Updated: May 13, 2020
Cat’s Cradle is an angry and cynical book; a desperate, melancholic vomiting of hopeless nihilism onto the page, which I normally enjoy. But Cat's Cradle is unpolished, partially to mimic the character of the bible (being variously historical narrative, parable, proverb, and poetry), but also likely due to Vonnegut's fragmentary thoughts as he actively mused about pointless social constructs and hopeless notions of humanity.
It must have been extremely cathartic to write. Not so to read.
It was strange to crawl into the brain of someone as misanthropic as myself, particularly since I have started writing. This book was as acerbically humorous as my own tastes, yet deeply depressing. So much so that I had to stop reading at intervals as it reinforced my bleak world view, fifty-six years on, a little too much.

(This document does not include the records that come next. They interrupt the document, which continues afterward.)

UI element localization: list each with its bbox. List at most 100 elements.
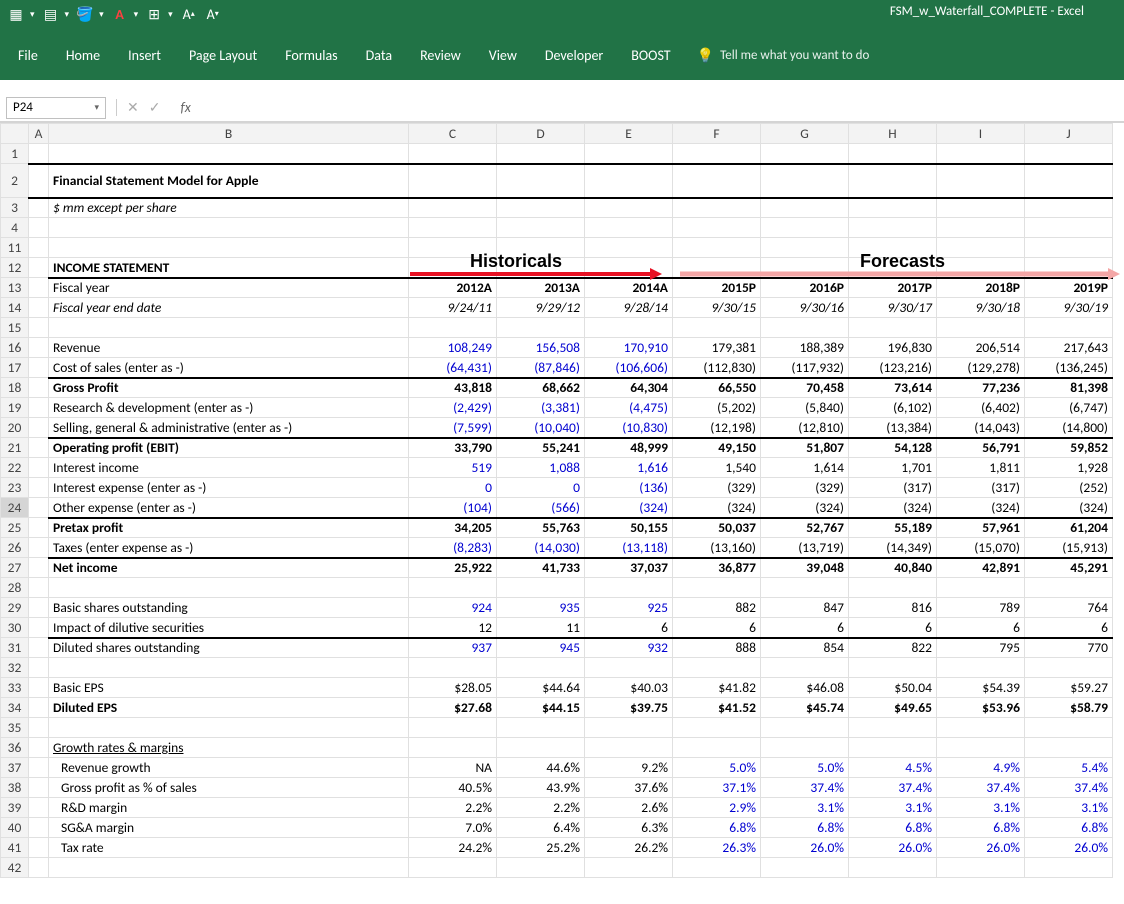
cell[interactable]: 795: [937, 638, 1025, 658]
cell[interactable]: [761, 318, 849, 338]
row-label[interactable]: Gross profit as % of sales: [49, 778, 409, 798]
cell[interactable]: 764: [1025, 598, 1113, 618]
cell[interactable]: 179,381: [673, 338, 761, 358]
row-label[interactable]: R&D margin: [49, 798, 409, 818]
cell[interactable]: 2016P: [761, 278, 849, 298]
cell[interactable]: [1025, 718, 1113, 738]
cell[interactable]: 37.6%: [585, 778, 673, 798]
cell[interactable]: 37.4%: [937, 778, 1025, 798]
increase-font-icon[interactable]: A▴: [181, 6, 197, 22]
cell[interactable]: [29, 238, 49, 258]
cell[interactable]: 24.2%: [409, 838, 497, 858]
row-label[interactable]: Fiscal year: [49, 278, 409, 298]
cell[interactable]: 12: [409, 618, 497, 638]
cell[interactable]: 26.0%: [937, 838, 1025, 858]
cell[interactable]: 26.0%: [761, 838, 849, 858]
cell[interactable]: 1,701: [849, 458, 937, 478]
cell[interactable]: 217,643: [1025, 338, 1113, 358]
decrease-font-icon[interactable]: A▾: [205, 6, 221, 22]
cell[interactable]: 2018P: [937, 278, 1025, 298]
row-label[interactable]: Diluted EPS: [49, 698, 409, 718]
cell[interactable]: 2019P: [1025, 278, 1113, 298]
cell[interactable]: 44.6%: [497, 758, 585, 778]
cell[interactable]: 932: [585, 638, 673, 658]
cell[interactable]: (14,800): [1025, 418, 1113, 438]
cell[interactable]: [29, 198, 49, 218]
cell[interactable]: [409, 198, 497, 218]
row-header-22[interactable]: 22: [1, 458, 29, 478]
cell[interactable]: $46.08: [761, 678, 849, 698]
cell[interactable]: [937, 238, 1025, 258]
cell[interactable]: 4.5%: [849, 758, 937, 778]
cell[interactable]: [849, 198, 937, 218]
row-header-25[interactable]: 25: [1, 518, 29, 538]
cell[interactable]: (566): [497, 498, 585, 518]
cell[interactable]: [1025, 164, 1113, 198]
cell[interactable]: 3.1%: [761, 798, 849, 818]
ribbon-tab-page-layout[interactable]: Page Layout: [187, 41, 259, 70]
row-label[interactable]: Net income: [49, 558, 409, 578]
cell[interactable]: [673, 318, 761, 338]
cell[interactable]: [497, 218, 585, 238]
row-header-24[interactable]: 24: [1, 498, 29, 518]
cell[interactable]: (106,606): [585, 358, 673, 378]
cell[interactable]: [585, 198, 673, 218]
cell[interactable]: [937, 718, 1025, 738]
cell[interactable]: 1,928: [1025, 458, 1113, 478]
row-header-39[interactable]: 39: [1, 798, 29, 818]
row-header-33[interactable]: 33: [1, 678, 29, 698]
row-label[interactable]: Growth rates & margins: [49, 738, 409, 758]
cell[interactable]: 770: [1025, 638, 1113, 658]
col-header-E[interactable]: E: [585, 124, 673, 144]
cell[interactable]: 26.2%: [585, 838, 673, 858]
cell[interactable]: [409, 578, 497, 598]
dropdown-icon[interactable]: ▾: [94, 102, 99, 113]
row-label[interactable]: Basic EPS: [49, 678, 409, 698]
cell[interactable]: (117,932): [761, 358, 849, 378]
cell[interactable]: [849, 238, 937, 258]
cell[interactable]: 37.4%: [1025, 778, 1113, 798]
ribbon-tab-boost[interactable]: BOOST: [629, 41, 672, 70]
cell[interactable]: [409, 718, 497, 738]
cell[interactable]: 9/28/14: [585, 298, 673, 318]
cell[interactable]: [409, 258, 497, 278]
cell[interactable]: 1,540: [673, 458, 761, 478]
cell[interactable]: [29, 598, 49, 618]
cell[interactable]: 59,852: [1025, 438, 1113, 458]
cell[interactable]: 26.3%: [673, 838, 761, 858]
row-header-30[interactable]: 30: [1, 618, 29, 638]
col-header-J[interactable]: J: [1025, 124, 1113, 144]
row-header-11[interactable]: 11: [1, 238, 29, 258]
cell[interactable]: (64,431): [409, 358, 497, 378]
cell[interactable]: [497, 658, 585, 678]
cell[interactable]: 6.4%: [497, 818, 585, 838]
cell[interactable]: 43.9%: [497, 778, 585, 798]
cell[interactable]: 7.0%: [409, 818, 497, 838]
cell[interactable]: [29, 438, 49, 458]
cell[interactable]: 6: [673, 618, 761, 638]
cell[interactable]: [29, 218, 49, 238]
cell[interactable]: (13,160): [673, 538, 761, 558]
cell[interactable]: 9/30/18: [937, 298, 1025, 318]
row-label[interactable]: Pretax profit: [49, 518, 409, 538]
cell[interactable]: 108,249: [409, 338, 497, 358]
name-box[interactable]: P24 ▾: [6, 97, 106, 119]
cell[interactable]: 73,614: [849, 378, 937, 398]
cell[interactable]: 9/29/12: [497, 298, 585, 318]
cell[interactable]: 925: [585, 598, 673, 618]
cell[interactable]: (3,381): [497, 398, 585, 418]
cell[interactable]: 4.9%: [937, 758, 1025, 778]
cell[interactable]: [29, 318, 49, 338]
cell[interactable]: [673, 578, 761, 598]
cell[interactable]: 37.1%: [673, 778, 761, 798]
row-header-16[interactable]: 16: [1, 338, 29, 358]
ribbon-tab-insert[interactable]: Insert: [126, 41, 163, 70]
cell[interactable]: 854: [761, 638, 849, 658]
dropdown-icon[interactable]: ▾: [65, 9, 70, 20]
cell[interactable]: $41.82: [673, 678, 761, 698]
cell[interactable]: (6,402): [937, 398, 1025, 418]
cell[interactable]: [497, 238, 585, 258]
cell[interactable]: (2,429): [409, 398, 497, 418]
cell[interactable]: 68,662: [497, 378, 585, 398]
cell[interactable]: 36,877: [673, 558, 761, 578]
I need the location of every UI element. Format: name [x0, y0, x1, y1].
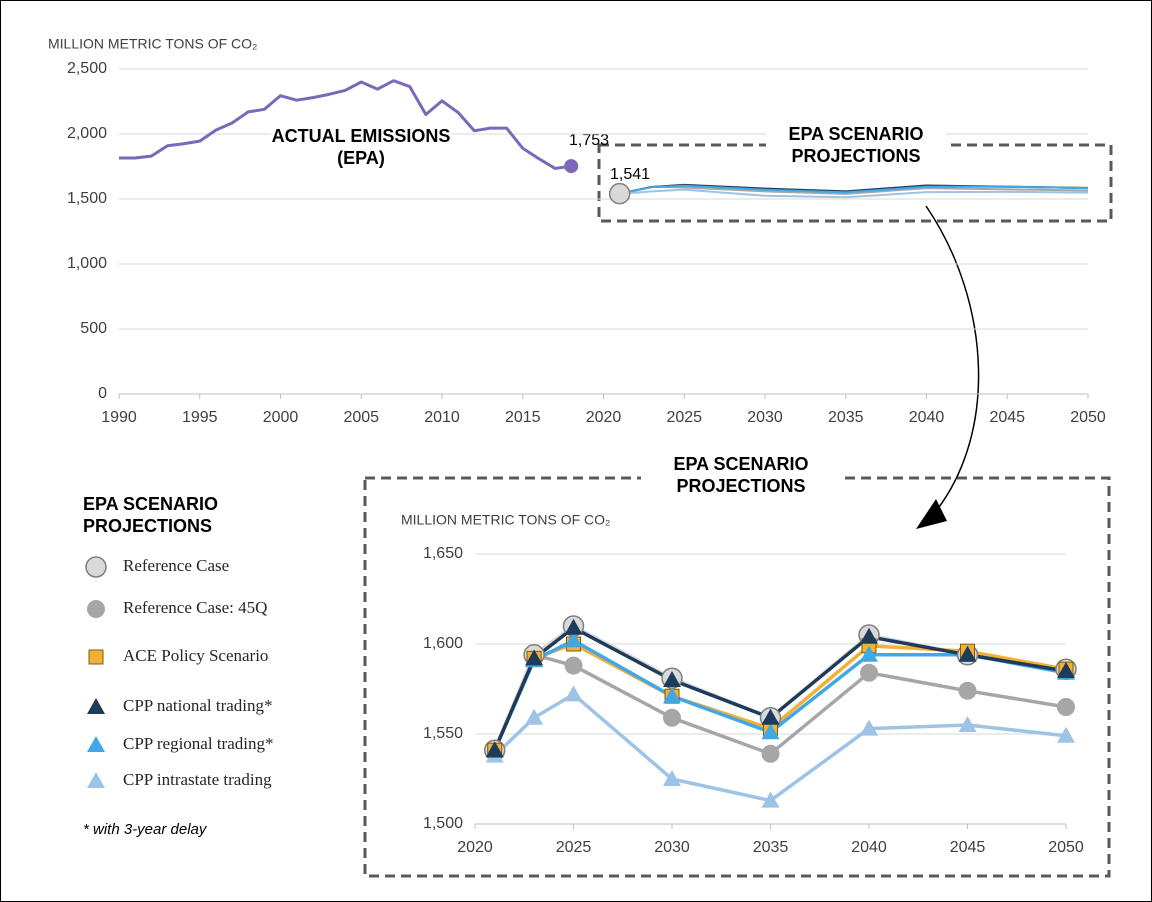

Anyone who has looked behind the curtain of too many of our hallowed institutions--be they political, military, medical, municipal, social, religious or scientific--will learn the horrible truth: nearly every person in charge is making it up as they go along; often selfishly, thoughtlessly and, worse of all, for the "right" reasons. Vonnegut clearly experienced this same ennui in spades. *heavy sigh*
This book should probably be read because it is interesting and experimental, but I cannot recommend it. Its message is still relevant, but the author's casual racism and blatant misogyny, while a symptom of 1963, is hard to forgive in 2020. Its lack of polish also detracts from its overall quality; and, while a book like this should not be pablum (no sugar needed to sweeten this rough medicine), it could use a bit of softening to ease, rather than ram, its message into the reader's tender brain. Maybe save yours a bit of rough treatment and take this book as read.